I cannot express my satisfaction at Secretary Baker's visit. It was historic—the first member of the Cabinet, I think, who ever came here while he held office. He made a great impression and received a hearty welcome.

That's the only grievance I can at the moment unload on you. We're passing out of our old era of isolation. These benighted heathen on this island whom we'll yet save (since they are well worth saving) will be with us as we need them in future years and centuries. Come, help us heighten this fine spirit.

Always heartily yours,
WALTER HINES PAGE.

P.S. You'd see how big our country looks from a distance. It's gigantic, I assure you.

The above letter was written on what was perhaps the darkest day of the whole war. The German attack on the Western Front, which had been long expected, had now been launched, and, at the moment that Page was penning this cheery note to Mr. Polk, the German armies had broken through the British defenses, had pushed their lines forty miles ahead, and, in the judgment of many military men, had Paris almost certainly within their grasp. A great German gun, placed about seventy miles from the French capital, was dropping shells upon the apparently doomed city. This attack had been regarded as inevitable since the collapse of Russia, which had enabled the Germans to concentrate practically all their armies on the Western Front.

The world does not yet fully comprehend the devastating effect of this apparently successful attack upon the allied morale. British statesmen and British soldiers made no attempt to conceal from official Americans the desperate state of affairs. It was the expectation that the Germans might reach Calais and thence invade England. The War Office discussed these probabilities most freely with Colonel Slocum, the American military attaché. The simple fact was that both the French and the British armies were practically bled white.
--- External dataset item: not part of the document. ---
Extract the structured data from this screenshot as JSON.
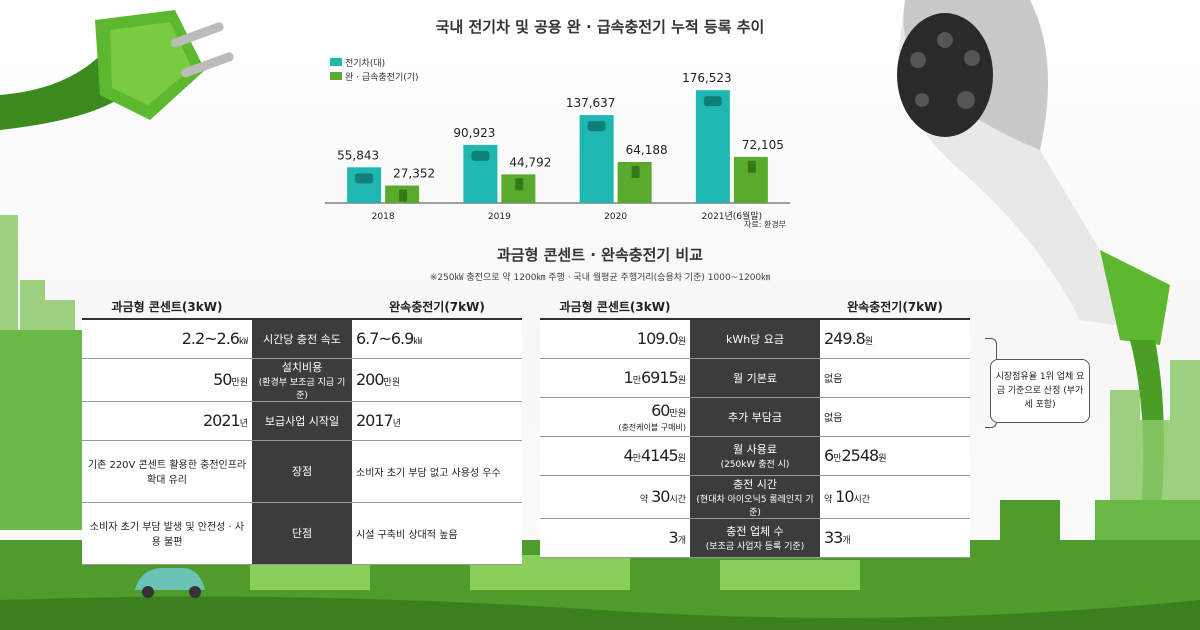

"For God's sake, get your men over!" they urged General Slocum. "You have got to finish it."

Page was writing urgently to President Wilson to the same purpose. Send the men and send them at once. "I pray God," were his solemn words to Mr. Wilson, "that you will not be too late!"

One propitious event had taken place at the same time as the opening of the great German offensive. Mr. Newton D. Baker, the American Secretary of War, had left quietly for France in late February, 1918, and had reached the Western Front in time to obtain a first-hand sight of the great March drive. No visit in history has ever been better timed, and no event could have better played into Page's hands. He had been urging Washington to send all available forces to France at the earliest possible date; he knew, as probably few other men knew, the extent to which the Allies were depending upon American troops to give the final blow to Germany; and the arrival of Secretary Baker at the scene of action gave him the opportunity to make a personal appeal. Page immediately communicated with the Secretary and persuaded him to come at once to London for a consultation with British military and political leaders. The Secretary spent only three days in London, but the visit, brief as it was, had historic consequences. He had many consultations with the British military men; he entered into their plans with enthusiasm; he himself received many ideas that afterward took shape in action, and the British Government obtained from him first-hand information as to the progress of the American Army and the American determination to cooperate to the last man and the last dollar. "Baker went straight back to France," Page wrote to his son Arthur, "and our whole coöperation began."